В ответ слышится смешливое покряхтывание: юмор засчитан.
— Тридцать рублей, — отвечает Прохор.
— Надо же! – всплескивает пухлыми ручками любитель яичек. – Ведь совсем недавно были двадцать пять!
( Это у Сруля такая привычка: уменьшать все цены на пять рублей. Если сегодня стоит тридцать – вчера стоило двадцать пять. Если десять – вчера пять. Если вообще ничего не стоит, то и вчера давали буквально даром.)
— Инфляция, — многозначительно замечает Прохор (ну, всё знает, абсолютно всё! И про температуру, и про инфляцию, и про цены на нью-йоркской товарно-сырьевой бирже!)
Вернувшись в свою комнату, он тщательно моет руки и уши (уши у него хорошие: большие, толстые и волосатые), выпивает натощак стакан обезжиренного кефира, переодевается в брюки, рубашку, тёплую кофту на ватине и идёт в магазин. На лавочке у подъезда он встречает Марию Прокофьевну, толстую старушку с командирским взглядом. Мария Прокофьевна кормит голубей. Она кормит их уже миллион лет, каждое утро, вне зависимости от погоды. Если бы все те голуби, которых она здесь у лавочки откормила, превратились в коров, то нашей стране никогда не пришлось бы закупать говядину за границей. Нам хватало бы своего, голубиного. То есть, отечественного.
— Здравствуйте, Мария Прокофьевна, — вежливо здоровается Прохор Кузьмич. – С добреньким вас утречком!
— И вам не хворать, — командирским голосом отвечает старушка.
Прохор Кузьмич достаёт из брючного кармана портсигар и, поддернув брюки, садится рядом.
— Вы разрешите, Мария Прокофьевна?
— Курыте, курыте, — слышит снисходительное. – Вредная привычка. Нет, вы не подумайте чего, это я к слову.
— Целиком и полностью, — с готовностью соглашается Прохор Кузьмич. – Слабость характера. Стараюсь сокращать.
— Я тоже раньше курыла, — подкупленная такой обезоруживающей откровенностью, признается Мария Прокофьевна. – Ох, курыла! У вас какие?
— «Ява».С фильтром.
— А я – Беломор». Но врачи сказали: хватит – и всё. Как рукой.

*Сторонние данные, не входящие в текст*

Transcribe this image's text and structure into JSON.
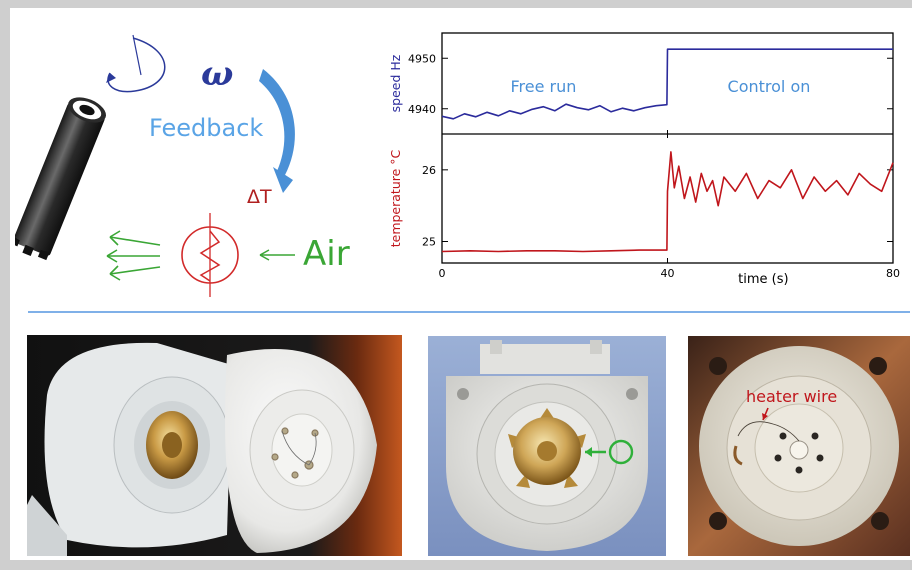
{
  "diagram": {
    "omega_label": "ω",
    "feedback_label": "Feedback",
    "delta_t_label": "ΔT",
    "air_label": "Air",
    "colors": {
      "feedback": "#5aa4e6",
      "air": "#3aa635",
      "heater": "#d22a2a",
      "arrow_blue": "#4a90d6"
    }
  },
  "chart_data": [
    {
      "type": "line",
      "ylabel": "speed Hz",
      "yticks": [
        4940,
        4950
      ],
      "xlim": [
        0,
        80
      ],
      "ylim": [
        4935,
        4955
      ],
      "annotations": [
        "Free run",
        "Control on"
      ],
      "series": [
        {
          "color": "#2b2b9c",
          "x": [
            0,
            2,
            4,
            6,
            8,
            10,
            12,
            14,
            16,
            18,
            20,
            22,
            24,
            26,
            28,
            30,
            32,
            34,
            36,
            38,
            39.9,
            40,
            42,
            50,
            60,
            70,
            80
          ],
          "y": [
            4938.5,
            4938.0,
            4939.0,
            4938.4,
            4939.3,
            4938.6,
            4939.6,
            4939.0,
            4939.9,
            4940.4,
            4939.6,
            4940.9,
            4940.2,
            4939.8,
            4940.6,
            4939.4,
            4940.1,
            4939.6,
            4940.2,
            4940.6,
            4940.8,
            4951.8,
            4951.8,
            4951.8,
            4951.8,
            4951.8,
            4951.8
          ]
        }
      ]
    },
    {
      "type": "line",
      "ylabel": "temperature °C",
      "xlabel": "time (s)",
      "xticks": [
        0,
        40,
        80
      ],
      "yticks": [
        25.0,
        26.0
      ],
      "xlim": [
        0,
        80
      ],
      "ylim": [
        24.7,
        26.5
      ],
      "series": [
        {
          "color": "#c0161c",
          "x": [
            0,
            5,
            10,
            15,
            20,
            25,
            30,
            35,
            39.9,
            40,
            40.6,
            41.2,
            42,
            43,
            44,
            45,
            46,
            47,
            48,
            49,
            50,
            52,
            54,
            56,
            58,
            60,
            62,
            64,
            66,
            68,
            70,
            72,
            74,
            76,
            78,
            80
          ],
          "y": [
            24.86,
            24.87,
            24.86,
            24.87,
            24.87,
            24.86,
            24.87,
            24.88,
            24.88,
            25.7,
            26.25,
            25.75,
            26.05,
            25.6,
            25.9,
            25.55,
            25.95,
            25.7,
            25.85,
            25.5,
            25.9,
            25.7,
            25.95,
            25.6,
            25.85,
            25.75,
            26.0,
            25.6,
            25.9,
            25.7,
            25.85,
            25.65,
            25.95,
            25.8,
            25.7,
            26.1
          ]
        }
      ]
    }
  ],
  "photos": {
    "overlay_label": "heater wire"
  }
}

И больше ни разу!
— Железный у вас характер, — уважительно говорит Прохор Кузьмич, вкусно затягиваясь. – Вам бы полком командовать. Или дивизией.
В ответ слышится ироничное хмыканье: а то мы не командовали! А то мы не хороводили! Враги бежали в страхе и падали в ужасе!
— Леденцами спасалась, — продолжает экскурс в своё антиникотиновое оздоровление старушка. — .Монпансье. Помните, такие, в железных коробочках? (Прохор Кузьмич кивает: а как же! Замечательно помню!). Бывало и сосу, и сосу… Слёза на глаза наворачиваются – вот как закурить хотелось, а я всё сосу! Аж язык стёрла об эти монпансье, чтоб их черти разжевали!
— Надеюсь, стёрли не до конца? – отпустил Прохор Кузьмич элегантную шутку, но собеседница этой элегантности не заметила.
— Ну, если бы стОрла, то как же разговаривала? А вы в магАзин? ( с ударением на второе «а»)
— Туда. А что?
— Ничего, — и старушка почему-то поджала губы. – Просто так. К слову.
— Наш «Гидрометцентр» пошёл, — сказал один старик другому. Они только что очень удачно освежились в пивной «Василёк» и сейчас тоже сидели на скамейке, но не приподъездной, а у детской площадки.
— Ага. «ТАСС уполномочен заявить!», — ехидно отозвался другой. — Сегодня иду по коридору, а он, как всегда, воркует с этим, со Срулем. Нашёл, понимаешь, товарища.
— Ну, как же! Фронтовики!
— Да ладно заливать-то! «Фронтовики»! Купили себе медалей на барахолке, вот и все фронтовики! И эта старая кошёлка-голубятница! Медсестрой была на фронте! Знаем мы этих медсестёр!
Собеседник хмыкнул и ничего не ответил. Да, остроумные вокруг люди! Всё знают, всё умеют. Наверно, собираются долго жить. Им виднее как надо жить. Они – не мы.